Ocean Conversation with

C.G.

Space

Living room, C.’s apartment. Warm, welcoming atmosphere. Green is the prevailing color of the room where we sit around a round wooden table. A milky foil covers the windows; opposing house cannot be seen. A soft light fills the room and creates a certain calm.

M.M. What’s your relation(ship) to the ocean? How have you encountered it or experienced it so far?

C.G. I grew up in the forest, my natural horizon was green, not blue.

The Belgian seaside is covered in cement. As a child I remember the boardwalk in Koksijde and how I spent → a lot of time looking at the ocean. I remember swimming with my grandmother in the sea; she would play with me in the cold waves for hours.

The color of the water is green grey because of the algae. It’s very clean nonetheless. It’s cold. There are tides.

Then later, when I was living in Manhattan → I always felt it had a particular energy because it is an island. As if the place was energized by the omnipresence of water.

→ I used to go to Fire Island → on Long Island, which is a queer place, a mythical place. It’s been a gay beach since at least the 1940s. There’s a poem about it written by Frank O’Hara (“A True Account of Talking to the Sun on Fire Island”). I loved going there, the kindness of the environment, the body-positive attitude of the people. There is a deep sense of acceptance in this community which I think also comes from the ocean itself. Fire island is quite wild + sometimes you
can see deer on the beach.
It’s about 3 hours by public transportation from NYC. You get the ticket directly from Penn Station which includes the train, taxi and ferry rides.

I first experienced the Pacific in California, in San Francisco and in Big Sur.
It feels infinite.

I was there visiting the Esalen Institute, a New Agey place built right on the cliffs of the ocean. Esalen was founded in the 1960s, inspired by the work of Abraham Maslow and others, as an experiment with spirituality + psychology. I think the 5Rhythms technique was invented there.
The place has an incredible appeal. It just feels right. And although it has turned into a business, this feeling cannot be reduced to the people that make money from it.

M.M. Is there an element of the ocean that you find particularly relevant or towards which you have a particular affinity?

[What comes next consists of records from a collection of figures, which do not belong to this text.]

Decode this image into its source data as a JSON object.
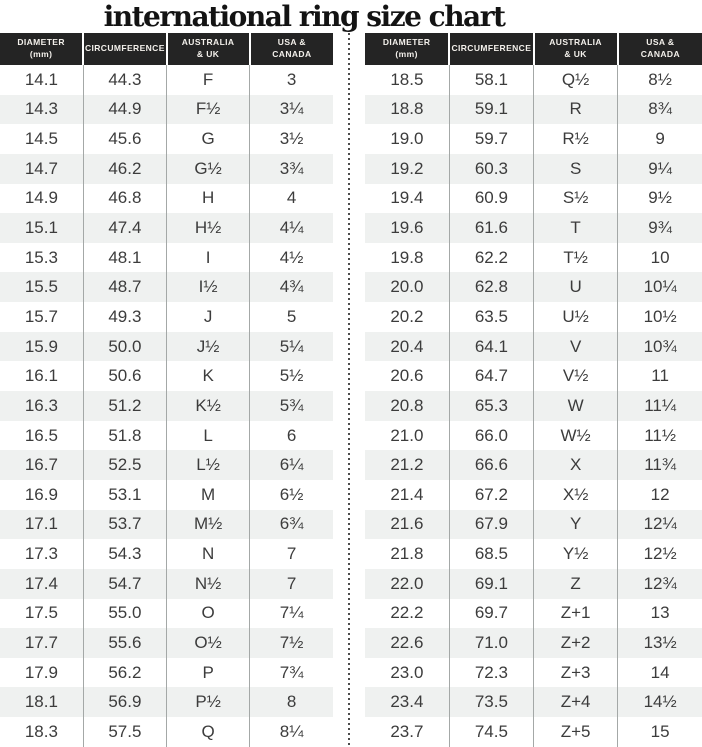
{
  "chart_data": {
    "type": "table",
    "title": "international ring size chart",
    "columns": [
      "DIAMETER\n(mm)",
      "CIRCUMFERENCE",
      "AUSTRALIA\n& UK",
      "USA &\nCANADA"
    ],
    "layout": {
      "panels": 2,
      "panel_separator": "vertical dotted line",
      "row_striping": "alternating white and light gray"
    },
    "colors": {
      "header_bg": "#242424",
      "header_text": "#f4f1ec",
      "row_alt": "#eff1f0",
      "body_text": "#3c3c3c",
      "col_divider": "#a4a8a7",
      "dot_color": "#4a4a4a",
      "title_color": "#131313"
    },
    "tables": {
      "left": {
        "rows": [
          [
            "14.1",
            "44.3",
            "F",
            "3"
          ],
          [
            "14.3",
            "44.9",
            "F½",
            "3¼"
          ],
          [
            "14.5",
            "45.6",
            "G",
            "3½"
          ],
          [
            "14.7",
            "46.2",
            "G½",
            "3¾"
          ],
          [
            "14.9",
            "46.8",
            "H",
            "4"
          ],
          [
            "15.1",
            "47.4",
            "H½",
            "4¼"
          ],
          [
            "15.3",
            "48.1",
            "I",
            "4½"
          ],
          [
            "15.5",
            "48.7",
            "I½",
            "4¾"
          ],
          [
            "15.7",
            "49.3",
            "J",
            "5"
          ],
          [
            "15.9",
            "50.0",
            "J½",
            "5¼"
          ],
          [
            "16.1",
            "50.6",
            "K",
            "5½"
          ],
          [
            "16.3",
            "51.2",
            "K½",
            "5¾"
          ],
          [
            "16.5",
            "51.8",
            "L",
            "6"
          ],
          [
            "16.7",
            "52.5",
            "L½",
            "6¼"
          ],
          [
            "16.9",
            "53.1",
            "M",
            "6½"
          ],
          [
            "17.1",
            "53.7",
            "M½",
            "6¾"
          ],
          [
            "17.3",
            "54.3",
            "N",
            "7"
          ],
          [
            "17.4",
            "54.7",
            "N½",
            "7"
          ],
          [
            "17.5",
            "55.0",
            "O",
            "7¼"
          ],
          [
            "17.7",
            "55.6",
            "O½",
            "7½"
          ],
          [
            "17.9",
            "56.2",
            "P",
            "7¾"
          ],
          [
            "18.1",
            "56.9",
            "P½",
            "8"
          ],
          [
            "18.3",
            "57.5",
            "Q",
            "8¼"
          ]
        ]
      },
      "right": {
        "rows": [
          [
            "18.5",
            "58.1",
            "Q½",
            "8½"
          ],
          [
            "18.8",
            "59.1",
            "R",
            "8¾"
          ],
          [
            "19.0",
            "59.7",
            "R½",
            "9"
          ],
          [
            "19.2",
            "60.3",
            "S",
            "9¼"
          ],
          [
            "19.4",
            "60.9",
            "S½",
            "9½"
          ],
          [
            "19.6",
            "61.6",
            "T",
            "9¾"
          ],
          [
            "19.8",
            "62.2",
            "T½",
            "10"
          ],
          [
            "20.0",
            "62.8",
            "U",
            "10¼"
          ],
          [
            "20.2",
            "63.5",
            "U½",
            "10½"
          ],
          [
            "20.4",
            "64.1",
            "V",
            "10¾"
          ],
          [
            "20.6",
            "64.7",
            "V½",
            "11"
          ],
          [
            "20.8",
            "65.3",
            "W",
            "11¼"
          ],
          [
            "21.0",
            "66.0",
            "W½",
            "11½"
          ],
          [
            "21.2",
            "66.6",
            "X",
            "11¾"
          ],
          [
            "21.4",
            "67.2",
            "X½",
            "12"
          ],
          [
            "21.6",
            "67.9",
            "Y",
            "12¼"
          ],
          [
            "21.8",
            "68.5",
            "Y½",
            "12½"
          ],
          [
            "22.0",
            "69.1",
            "Z",
            "12¾"
          ],
          [
            "22.2",
            "69.7",
            "Z+1",
            "13"
          ],
          [
            "22.6",
            "71.0",
            "Z+2",
            "13½"
          ],
          [
            "23.0",
            "72.3",
            "Z+3",
            "14"
          ],
          [
            "23.4",
            "73.5",
            "Z+4",
            "14½"
          ],
          [
            "23.7",
            "74.5",
            "Z+5",
            "15"
          ]
        ]
      }
    }
  }
}
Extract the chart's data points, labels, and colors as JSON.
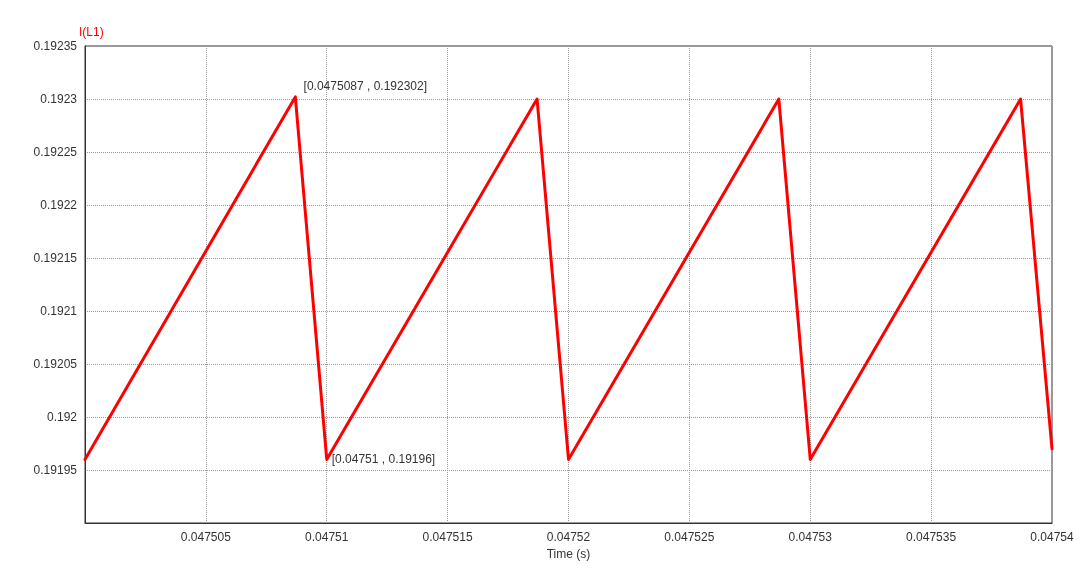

C.G. Its immensity + its calm, the calm (of surface). At least that’s how it seems to me, always, when I encounter the ocean: it is calm. It is infinitely accepting. Not acceptance in its anthropomorphic sense but literally. Not a form of kindness, but the absorption of everything that comes in contact with it.

It will outlast us. It will rise just a bit and then it will take over the world again. And if it doesn’t wipe out human societies, it will transform them in such a profound way that they will be nothing like what they are now.